DFS of Graph

Problem Statement - link #

Given a connected undirected graph. Perform a Depth First Traversal of the graph. Note: Use recursive approach to find the DFS traversal of the graph starting from the 0th vertex from left to right according to the graph..

Your Task: You dont need to read input or print anything. Your task is to complete the function dfsOfGraph() which takes the integer V denoting the number of vertices and adjacency list as input parameters and returns a list containing the DFS traversal of the graph starting from the 0th vertex from left to right according to the graph.

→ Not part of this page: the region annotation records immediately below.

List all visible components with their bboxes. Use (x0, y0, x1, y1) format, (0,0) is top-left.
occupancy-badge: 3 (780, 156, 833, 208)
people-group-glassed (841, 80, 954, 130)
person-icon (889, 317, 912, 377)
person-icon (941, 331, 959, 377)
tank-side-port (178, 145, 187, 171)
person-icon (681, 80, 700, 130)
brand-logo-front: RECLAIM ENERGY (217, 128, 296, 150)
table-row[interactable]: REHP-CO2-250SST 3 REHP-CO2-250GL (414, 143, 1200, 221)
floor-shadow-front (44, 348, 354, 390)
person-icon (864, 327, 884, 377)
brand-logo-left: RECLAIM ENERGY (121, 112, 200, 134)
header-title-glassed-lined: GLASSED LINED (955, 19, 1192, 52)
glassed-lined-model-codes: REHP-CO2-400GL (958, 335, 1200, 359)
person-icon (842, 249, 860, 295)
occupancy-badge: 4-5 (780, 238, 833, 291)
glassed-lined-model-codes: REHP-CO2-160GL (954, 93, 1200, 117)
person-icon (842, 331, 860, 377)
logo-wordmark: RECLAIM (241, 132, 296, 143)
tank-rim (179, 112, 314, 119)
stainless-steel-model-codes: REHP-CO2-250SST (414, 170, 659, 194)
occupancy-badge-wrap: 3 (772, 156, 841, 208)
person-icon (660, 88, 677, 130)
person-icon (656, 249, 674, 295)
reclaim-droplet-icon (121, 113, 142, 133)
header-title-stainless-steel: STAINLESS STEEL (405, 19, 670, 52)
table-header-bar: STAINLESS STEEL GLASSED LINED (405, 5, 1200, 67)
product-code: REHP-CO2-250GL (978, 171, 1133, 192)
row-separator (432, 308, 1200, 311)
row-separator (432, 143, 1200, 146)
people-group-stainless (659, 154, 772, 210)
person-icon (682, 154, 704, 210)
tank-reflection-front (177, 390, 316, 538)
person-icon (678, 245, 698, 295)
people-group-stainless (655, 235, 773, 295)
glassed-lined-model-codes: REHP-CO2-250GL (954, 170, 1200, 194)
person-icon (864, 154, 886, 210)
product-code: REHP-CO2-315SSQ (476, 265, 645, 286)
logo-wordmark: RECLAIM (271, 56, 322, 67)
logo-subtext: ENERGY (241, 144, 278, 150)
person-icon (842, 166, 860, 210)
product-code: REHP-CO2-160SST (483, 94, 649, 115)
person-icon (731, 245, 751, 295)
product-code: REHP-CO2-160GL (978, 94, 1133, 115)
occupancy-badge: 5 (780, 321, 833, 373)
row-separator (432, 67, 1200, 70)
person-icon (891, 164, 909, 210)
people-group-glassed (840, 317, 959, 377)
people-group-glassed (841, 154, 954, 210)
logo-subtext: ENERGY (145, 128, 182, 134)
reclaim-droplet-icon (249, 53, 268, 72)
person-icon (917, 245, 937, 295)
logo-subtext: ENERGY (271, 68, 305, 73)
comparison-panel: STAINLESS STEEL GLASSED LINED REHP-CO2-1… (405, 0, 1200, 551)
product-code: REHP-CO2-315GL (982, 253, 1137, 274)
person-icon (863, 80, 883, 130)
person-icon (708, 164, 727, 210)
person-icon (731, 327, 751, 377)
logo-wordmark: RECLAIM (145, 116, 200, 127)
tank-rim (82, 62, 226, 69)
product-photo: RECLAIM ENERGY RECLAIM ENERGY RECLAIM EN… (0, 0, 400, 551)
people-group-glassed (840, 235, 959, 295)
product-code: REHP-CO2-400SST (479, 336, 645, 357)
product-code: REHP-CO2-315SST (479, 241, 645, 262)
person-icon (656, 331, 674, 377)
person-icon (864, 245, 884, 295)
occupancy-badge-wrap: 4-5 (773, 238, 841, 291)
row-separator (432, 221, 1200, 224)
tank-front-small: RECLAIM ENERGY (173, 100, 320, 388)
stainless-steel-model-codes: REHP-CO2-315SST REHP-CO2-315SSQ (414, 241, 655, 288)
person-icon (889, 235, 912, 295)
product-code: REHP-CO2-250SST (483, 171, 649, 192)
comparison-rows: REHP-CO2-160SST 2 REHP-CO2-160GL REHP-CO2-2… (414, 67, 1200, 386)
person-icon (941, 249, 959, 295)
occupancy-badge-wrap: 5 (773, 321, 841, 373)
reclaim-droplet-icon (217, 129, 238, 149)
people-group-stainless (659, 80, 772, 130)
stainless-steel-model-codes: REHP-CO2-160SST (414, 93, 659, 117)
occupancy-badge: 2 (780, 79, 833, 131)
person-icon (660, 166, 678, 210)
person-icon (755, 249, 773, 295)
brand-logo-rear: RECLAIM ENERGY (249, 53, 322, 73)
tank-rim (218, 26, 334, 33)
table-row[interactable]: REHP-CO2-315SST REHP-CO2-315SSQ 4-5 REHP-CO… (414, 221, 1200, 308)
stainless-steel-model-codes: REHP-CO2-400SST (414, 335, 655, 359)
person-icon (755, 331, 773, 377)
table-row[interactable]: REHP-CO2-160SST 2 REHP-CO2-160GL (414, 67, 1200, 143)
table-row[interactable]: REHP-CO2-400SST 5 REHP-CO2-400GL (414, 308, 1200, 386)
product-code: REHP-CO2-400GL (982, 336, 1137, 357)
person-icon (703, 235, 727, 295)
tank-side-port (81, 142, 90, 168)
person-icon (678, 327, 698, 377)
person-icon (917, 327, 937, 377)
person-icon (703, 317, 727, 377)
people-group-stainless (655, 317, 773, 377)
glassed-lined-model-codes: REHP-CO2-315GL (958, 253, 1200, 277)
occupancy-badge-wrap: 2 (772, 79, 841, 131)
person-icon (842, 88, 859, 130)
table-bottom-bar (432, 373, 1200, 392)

Expected Time Complexity: O(V+E)
Expected Auxiliary Space: O(V)

Examples #

Example 1:

Input:

Output: 0 1 2 4 3
Explanation: 
0 is connected to 1, 2, 4.
1 is connected to 0.
2 is connected to 0.
3 is connected to 4.
4 is connected to 0, 3.
so starting from 0, it will go to 1 then 2
then 4, and then from 4 to 3.
Thus dfs will be 0 1 2 4 3.

Constraints #

• 1 ≤ V, E ≤ 10^4

Solutions #

class Solution
{
    public:
    // Function to return a list containing the DFS traversal of the graph.
    void DFS(int v, vector<int> adj[], bool vis[],vector<int> &res) {
        if(vis[v]) return;
        vis[v] = true;
        res.push_back(v);
        for(int child : adj[v])
            DFS(child, adj, vis, res);
    }
    vector<int> dfsOfGraph(int V, vector<int> adj[]) {
        // Code here
        bool vis[V]{false};
        vector<int> res;
        for(int i=0; i<V; i++)
            if(!vis[i])
                DFS(i, adj, vis, res);
        return res;
    }
};